95年に勃発した「ダイエーvsサントリー」の“ビール戦争”は、企業同士というよりも経営者同士の意地の張り合いが熾烈化の原因だ。発端はダイエーがベルギーから格安のPB(プライベートブランド)のビールを輸入したこと。このダイエーのPB戦略にシェアを食われることを恐れ、内心穏やかでなかったサントリーの佐治敬三会長は、ダイエーのPBビールとそっくりのビールを輸入。ダイエーのライバル業者に売ったのだ。
これにメンツを潰され、逆上したダイエーの中内功会長は、ビールやウイスキーをはじめコーヒーやジュースなど、あらゆるサントリー製品を売り場から締め出すという荒技に出る。
意地の張り合いとなった両社は結局は手打ちするが、これには秘話がある。当時ダイエーの広報課長だった野嶋篤氏が語る。
「中内さんは強気の人のように思われていますが、メンツさえ立ててくれれば妥協する度量を持った人です。佐治さんもそうでしょう。そんなトップの意をくんで、慶応大学の村田ゼミで同級生だった中内ジュニアと佐治ジュニアが水面下で動いたのです」
手打ちで最もホッとしたのは、意外と当のトップ同士だったのかもしれない。
一方で和解に至らなかった企業トップ同士のぶつかり合いもある。98年に起きた「新日鉄vsNEC」の暗闘だ。経団連(当時)の会長選挙を前に両社のトップが、その座を巡り争ったのだ。経済ジャーナリストが話す。
「それまで経団連のトップは『鉄』か『自動車』の人ばかりでした。『日本経済を牽引したのは我々だ』という自負があった電機業界の総意を受けて、立候補したのがNECの関本忠弘氏でした。一方、旧来勢力からは新日鉄トップの今井敬氏が出馬して、両者の水面下の支持集めは両業界を巻き込んで熾烈なものとなりました。結果は今井氏に軍配が上がりました。さらに、両社に遺恨を残すことになったのは、直後に関本氏が“防衛疑獄事件”に巻き込まれ、失脚したためです。新日鉄の陰謀かとさえ言われました」
和解なき暗闘は遺恨を生み出す。そのせいなのか、経団連と日経連が統合されて日本経団連となるまで電機業界から会長が選出されることはなかった。

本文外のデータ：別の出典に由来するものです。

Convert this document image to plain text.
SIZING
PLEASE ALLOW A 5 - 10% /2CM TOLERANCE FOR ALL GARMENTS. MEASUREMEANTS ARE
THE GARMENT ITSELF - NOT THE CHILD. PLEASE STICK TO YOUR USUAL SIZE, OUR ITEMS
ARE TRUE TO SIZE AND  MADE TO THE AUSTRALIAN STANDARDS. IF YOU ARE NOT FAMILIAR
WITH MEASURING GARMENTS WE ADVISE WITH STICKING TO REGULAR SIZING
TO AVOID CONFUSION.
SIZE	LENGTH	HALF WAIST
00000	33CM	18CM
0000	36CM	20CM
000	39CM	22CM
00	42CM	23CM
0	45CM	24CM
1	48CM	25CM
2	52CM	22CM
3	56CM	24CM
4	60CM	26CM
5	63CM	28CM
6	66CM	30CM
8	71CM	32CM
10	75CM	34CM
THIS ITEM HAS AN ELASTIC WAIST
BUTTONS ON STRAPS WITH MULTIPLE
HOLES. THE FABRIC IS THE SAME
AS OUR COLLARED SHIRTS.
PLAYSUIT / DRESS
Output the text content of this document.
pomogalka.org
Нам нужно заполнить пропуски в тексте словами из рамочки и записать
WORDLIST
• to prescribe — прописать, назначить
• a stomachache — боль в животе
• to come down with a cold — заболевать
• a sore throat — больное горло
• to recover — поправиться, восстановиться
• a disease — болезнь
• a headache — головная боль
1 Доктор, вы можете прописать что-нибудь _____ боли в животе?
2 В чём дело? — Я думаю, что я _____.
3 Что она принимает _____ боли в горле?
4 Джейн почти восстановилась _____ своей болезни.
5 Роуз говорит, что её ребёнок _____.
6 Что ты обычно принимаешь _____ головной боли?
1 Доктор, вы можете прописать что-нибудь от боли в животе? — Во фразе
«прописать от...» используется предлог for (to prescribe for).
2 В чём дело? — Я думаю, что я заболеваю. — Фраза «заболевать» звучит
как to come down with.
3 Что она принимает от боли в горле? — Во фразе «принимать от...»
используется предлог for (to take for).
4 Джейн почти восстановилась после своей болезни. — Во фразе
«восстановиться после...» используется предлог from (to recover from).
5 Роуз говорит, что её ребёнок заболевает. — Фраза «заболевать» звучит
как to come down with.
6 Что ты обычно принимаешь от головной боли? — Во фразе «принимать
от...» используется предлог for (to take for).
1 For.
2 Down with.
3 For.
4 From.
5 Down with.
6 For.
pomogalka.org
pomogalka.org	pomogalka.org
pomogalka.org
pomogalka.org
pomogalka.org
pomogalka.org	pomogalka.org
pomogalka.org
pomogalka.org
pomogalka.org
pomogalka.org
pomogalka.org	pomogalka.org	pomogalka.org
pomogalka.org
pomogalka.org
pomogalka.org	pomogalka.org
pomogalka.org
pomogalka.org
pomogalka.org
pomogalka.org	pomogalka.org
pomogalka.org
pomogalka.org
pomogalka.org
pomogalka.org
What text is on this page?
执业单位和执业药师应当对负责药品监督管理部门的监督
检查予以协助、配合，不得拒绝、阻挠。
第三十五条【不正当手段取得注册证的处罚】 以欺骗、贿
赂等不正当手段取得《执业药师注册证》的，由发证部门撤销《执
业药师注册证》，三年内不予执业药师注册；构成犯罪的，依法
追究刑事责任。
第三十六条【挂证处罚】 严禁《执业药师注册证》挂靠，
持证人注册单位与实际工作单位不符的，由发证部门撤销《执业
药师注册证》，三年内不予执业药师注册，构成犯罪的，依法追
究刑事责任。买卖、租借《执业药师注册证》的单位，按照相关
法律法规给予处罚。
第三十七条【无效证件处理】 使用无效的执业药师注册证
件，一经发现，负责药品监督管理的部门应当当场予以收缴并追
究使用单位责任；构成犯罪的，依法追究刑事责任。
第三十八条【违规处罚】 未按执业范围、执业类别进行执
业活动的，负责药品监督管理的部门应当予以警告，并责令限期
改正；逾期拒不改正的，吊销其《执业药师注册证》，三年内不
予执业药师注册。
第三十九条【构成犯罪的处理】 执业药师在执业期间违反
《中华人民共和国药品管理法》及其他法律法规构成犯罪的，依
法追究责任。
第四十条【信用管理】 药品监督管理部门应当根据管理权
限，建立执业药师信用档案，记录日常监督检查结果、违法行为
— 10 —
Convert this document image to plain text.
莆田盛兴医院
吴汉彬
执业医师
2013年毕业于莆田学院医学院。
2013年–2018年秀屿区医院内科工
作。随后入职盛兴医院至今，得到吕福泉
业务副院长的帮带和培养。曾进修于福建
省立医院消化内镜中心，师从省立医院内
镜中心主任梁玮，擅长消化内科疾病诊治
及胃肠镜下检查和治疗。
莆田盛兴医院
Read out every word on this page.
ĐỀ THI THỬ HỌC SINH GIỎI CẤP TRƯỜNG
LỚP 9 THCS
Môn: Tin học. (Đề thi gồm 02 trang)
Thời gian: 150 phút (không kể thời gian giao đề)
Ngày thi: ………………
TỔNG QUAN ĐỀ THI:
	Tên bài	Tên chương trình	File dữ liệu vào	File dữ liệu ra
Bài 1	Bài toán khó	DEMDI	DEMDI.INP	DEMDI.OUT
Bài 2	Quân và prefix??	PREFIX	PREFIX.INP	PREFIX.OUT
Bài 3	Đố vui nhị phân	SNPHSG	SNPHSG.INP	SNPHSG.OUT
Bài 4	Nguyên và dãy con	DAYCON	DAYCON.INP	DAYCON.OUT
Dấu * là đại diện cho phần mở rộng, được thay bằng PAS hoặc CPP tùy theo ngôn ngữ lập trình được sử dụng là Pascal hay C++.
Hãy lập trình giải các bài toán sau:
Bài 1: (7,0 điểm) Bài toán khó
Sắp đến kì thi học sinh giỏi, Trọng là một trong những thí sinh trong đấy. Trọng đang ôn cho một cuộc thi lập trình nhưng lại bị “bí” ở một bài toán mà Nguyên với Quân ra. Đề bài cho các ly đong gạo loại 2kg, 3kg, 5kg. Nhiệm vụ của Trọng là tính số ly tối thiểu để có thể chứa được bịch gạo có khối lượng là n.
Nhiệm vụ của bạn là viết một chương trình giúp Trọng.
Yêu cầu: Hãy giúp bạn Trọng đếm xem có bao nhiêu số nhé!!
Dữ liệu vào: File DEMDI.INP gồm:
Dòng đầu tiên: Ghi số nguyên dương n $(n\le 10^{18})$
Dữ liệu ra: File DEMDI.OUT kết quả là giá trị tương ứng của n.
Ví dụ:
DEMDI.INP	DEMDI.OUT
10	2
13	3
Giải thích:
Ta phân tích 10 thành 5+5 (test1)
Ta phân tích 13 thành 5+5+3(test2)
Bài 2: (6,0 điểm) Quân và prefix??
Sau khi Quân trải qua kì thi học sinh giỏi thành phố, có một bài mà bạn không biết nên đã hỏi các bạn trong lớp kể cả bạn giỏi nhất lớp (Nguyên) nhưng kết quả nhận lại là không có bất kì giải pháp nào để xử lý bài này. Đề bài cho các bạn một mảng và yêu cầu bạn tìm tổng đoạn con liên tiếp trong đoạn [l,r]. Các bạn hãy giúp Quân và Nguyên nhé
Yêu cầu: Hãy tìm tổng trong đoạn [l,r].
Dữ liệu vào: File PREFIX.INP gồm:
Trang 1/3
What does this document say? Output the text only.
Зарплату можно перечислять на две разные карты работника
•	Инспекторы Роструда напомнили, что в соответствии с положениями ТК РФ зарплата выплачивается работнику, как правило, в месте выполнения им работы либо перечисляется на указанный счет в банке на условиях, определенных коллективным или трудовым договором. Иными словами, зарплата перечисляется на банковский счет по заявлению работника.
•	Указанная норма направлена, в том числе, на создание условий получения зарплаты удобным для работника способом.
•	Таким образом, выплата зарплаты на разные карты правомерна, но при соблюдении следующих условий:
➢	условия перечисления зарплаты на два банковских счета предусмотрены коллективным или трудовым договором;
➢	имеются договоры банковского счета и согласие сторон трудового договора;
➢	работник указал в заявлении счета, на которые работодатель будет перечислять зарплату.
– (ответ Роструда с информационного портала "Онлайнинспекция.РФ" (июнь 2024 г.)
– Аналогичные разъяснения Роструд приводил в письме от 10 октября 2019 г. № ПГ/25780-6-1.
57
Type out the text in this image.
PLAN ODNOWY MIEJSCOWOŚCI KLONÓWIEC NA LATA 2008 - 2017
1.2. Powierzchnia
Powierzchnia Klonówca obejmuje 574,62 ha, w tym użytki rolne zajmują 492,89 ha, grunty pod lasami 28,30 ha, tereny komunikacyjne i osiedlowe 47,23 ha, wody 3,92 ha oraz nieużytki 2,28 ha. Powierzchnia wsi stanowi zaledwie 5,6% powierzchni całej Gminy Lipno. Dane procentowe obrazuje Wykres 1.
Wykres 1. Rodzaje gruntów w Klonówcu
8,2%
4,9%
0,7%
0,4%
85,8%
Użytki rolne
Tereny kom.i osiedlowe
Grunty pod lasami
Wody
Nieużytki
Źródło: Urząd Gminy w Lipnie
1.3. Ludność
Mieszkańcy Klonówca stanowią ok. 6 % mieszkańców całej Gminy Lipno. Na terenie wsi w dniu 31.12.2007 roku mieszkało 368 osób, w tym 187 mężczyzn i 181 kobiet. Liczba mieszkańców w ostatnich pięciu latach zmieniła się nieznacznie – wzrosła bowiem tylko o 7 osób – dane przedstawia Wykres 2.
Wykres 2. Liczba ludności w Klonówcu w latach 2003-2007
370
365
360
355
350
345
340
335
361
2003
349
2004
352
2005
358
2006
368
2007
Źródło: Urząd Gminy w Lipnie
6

このように、日本経済史には秘された暗闘劇が数多い。この背景には、いったい何があるのか。
ジャーナリストの須田慎一郎氏はこう解説する。
「ベースには日本企業のウエットな体質があるのでしょう。本来、企業が目指すべきところは利益の拡大であるのに、メンツや好き嫌いといった感情が先行してしまっている。他社を見下したり、こちらが格上だと言ってみたり、非合理的な経営判断が行われているから、感情的なもつれにつながっているのでは。もちろん日本特有のものとは言いませんが、無用な対立は両社が損をする結果になるのですから、こうした対立が生じる企業は経営が未成熟だと言わざるをえません」
はたして、日本から「犬猿の企業」が消失することはあるのだろうか。